Gregorian chants by themselves, as monophonic music, were already phased out and could be regarded as very old, but the general modal compositional approach is directly related to the Gregorian scales. It is evident that the musical style of the 15th Century is already very different to that of the 12th Century (and before), so the texts may be more difficult to understand with the polyphony and the increasing complexity of music itself.
Do you have opinions on how Ars Subtilior and/or Ars Nova differ in relation to how they are used in religious contexts or how religion appears in the compositions? Do you consider that Renaissance is a take-back (in a religious sense) in the functionality of vocal music?


----------



## EdwardBast

The Ars Subtilior was a style that flourished in the papal court at Avignon during the schism. It had a short lifespan of less than half a century. All of the music I know from this period is secular, songs in the traditional formes fixes (rondeau, ballade, virelai). I don't think the style was appropriate for sacred music. The subtlety alluded to is primarily in rhythm and rhythmic notation, which attained a peak of complexity not reached again until the mid-20th century.


----------



## regenmusic

I'm no expert on Medieval music, but the research I've done into it found a huge assortment
of different styles. Much of it seemed secular. I think the view of it that many have is that
it basically is often a type of acapella style, with barely any accompaniment but an organ, but I 
found the opposite. Some of it has percussion and sounds like rock.

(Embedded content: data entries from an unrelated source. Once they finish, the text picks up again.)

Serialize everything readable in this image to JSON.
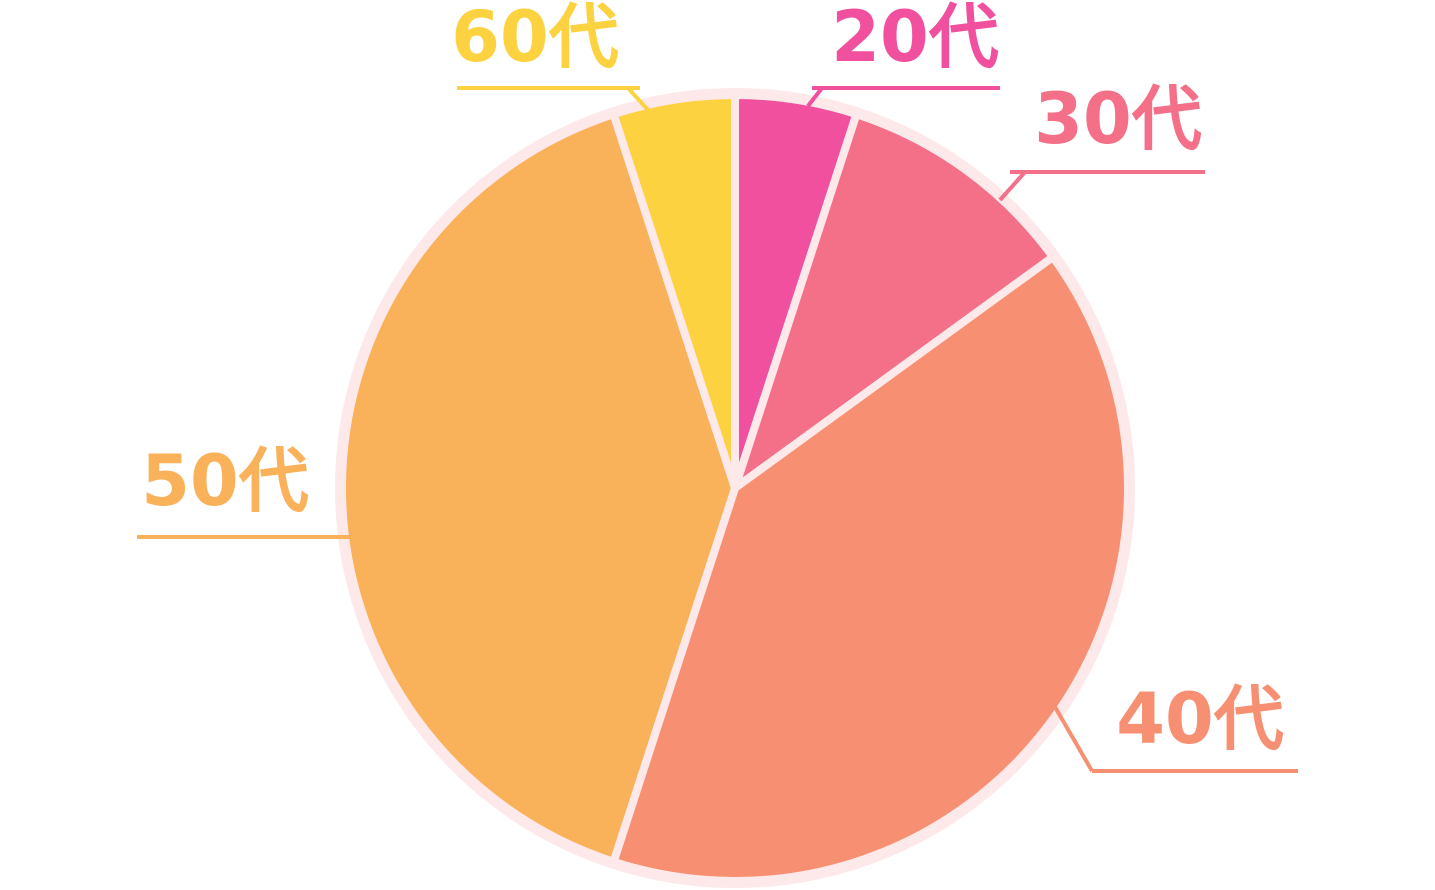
{
  "chart_data": {
    "type": "pie",
    "categories": [
      "20代",
      "30代",
      "40代",
      "50代",
      "60代"
    ],
    "values": [
      5,
      10,
      40,
      40,
      5
    ],
    "colors": [
      "#f0509e",
      "#f37088",
      "#f79072",
      "#f9b15a",
      "#fdd241"
    ]
  }
}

Codex Rossi XIV century_ Ballata - Amor Mi Fa Cantar A La Francesca






Here is a favorite. I'm not sure what style this would be in.
It may be a little later than Medieval, which is usually said
to end in 1500. I wonder if music was this sweet in the Medieval
times or moreso in the Renaissance?

Heinrick Finck (1444-1527) Wer ich eyn falck - Invicto regi jubilo


----------



## EdwardBast

regenmusic said:


> I'm no expert on Medieval music, but the research I've done into it found a huge assortment
> of different styles. Much of it seemed secular. I think the view of it that many have is that
> it basically is often a type of acapella style, with barely any accompaniment but an organ, but I
> found the opposite. Some of it has percussion and sounds like rock.


The most common way of performing medieval secular music in France and Italy would have been with solo voice and instrumental accompaniment - lute, viols, or winds like shawms and sackbuts. But this was probably quite flexible; no particular instruments specified, and if one only had singers, secular songs could well have been performed a capella.

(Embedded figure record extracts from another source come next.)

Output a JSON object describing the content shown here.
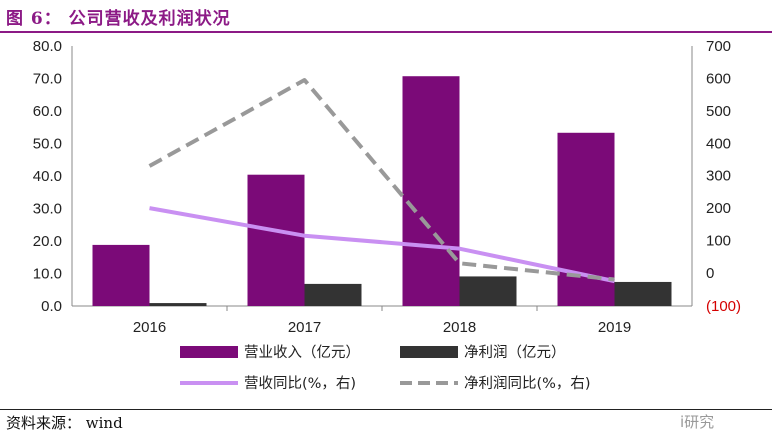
{
  "header": {
    "title": "图 6： 公司营收及利润状况"
  },
  "footer": {
    "source": "资料来源： wind",
    "watermark": "i研究"
  },
  "chart_data": {
    "type": "bar",
    "categories": [
      "2016",
      "2017",
      "2018",
      "2019"
    ],
    "series": [
      {
        "name": "营业收入（亿元）",
        "kind": "bar",
        "axis": "left",
        "color": "#7b0a78",
        "values": [
          18.8,
          40.4,
          70.7,
          53.3
        ]
      },
      {
        "name": "净利润（亿元）",
        "kind": "bar",
        "axis": "left",
        "color": "#333333",
        "values": [
          0.9,
          6.8,
          9.1,
          7.4
        ]
      },
      {
        "name": "营收同比(%，右)",
        "kind": "line",
        "axis": "right",
        "color": "#c990f2",
        "dash": "solid",
        "values": [
          200,
          115,
          75,
          -25
        ]
      },
      {
        "name": "净利润同比(%，右)",
        "kind": "line",
        "axis": "right",
        "color": "#999999",
        "dash": "dashed",
        "values": [
          330,
          595,
          30,
          -20
        ]
      }
    ],
    "left_axis": {
      "min": 0,
      "max": 80,
      "step": 10,
      "ticks": [
        "0.0",
        "10.0",
        "20.0",
        "30.0",
        "40.0",
        "50.0",
        "60.0",
        "70.0",
        "80.0"
      ]
    },
    "right_axis": {
      "min": -100,
      "max": 700,
      "step": 100,
      "ticks": [
        "(100)",
        "0",
        "100",
        "200",
        "300",
        "400",
        "500",
        "600",
        "700"
      ]
    },
    "grid": false,
    "legend_position": "bottom"
  }
}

Performance practice in some of this music is pretty loose and incompletely understood, so modern performers often make suppositions to fill in the blanks. We know drums and such existed, but no one knows that drums and percussion would actually have been used for the particular ballata you posted. There was certainly no indication in the score to use them, but who is to say whether it is appropriate or not?


----------



## Mandryka

One question I've never been clear about is whether Johannes Ciconia is really writing in Ars Subtilior style, whether it has the complexity which seems a hallmark of this style.

Anyway, Ciconia is a high point of something, even if it's not Ars Subtilior.


----------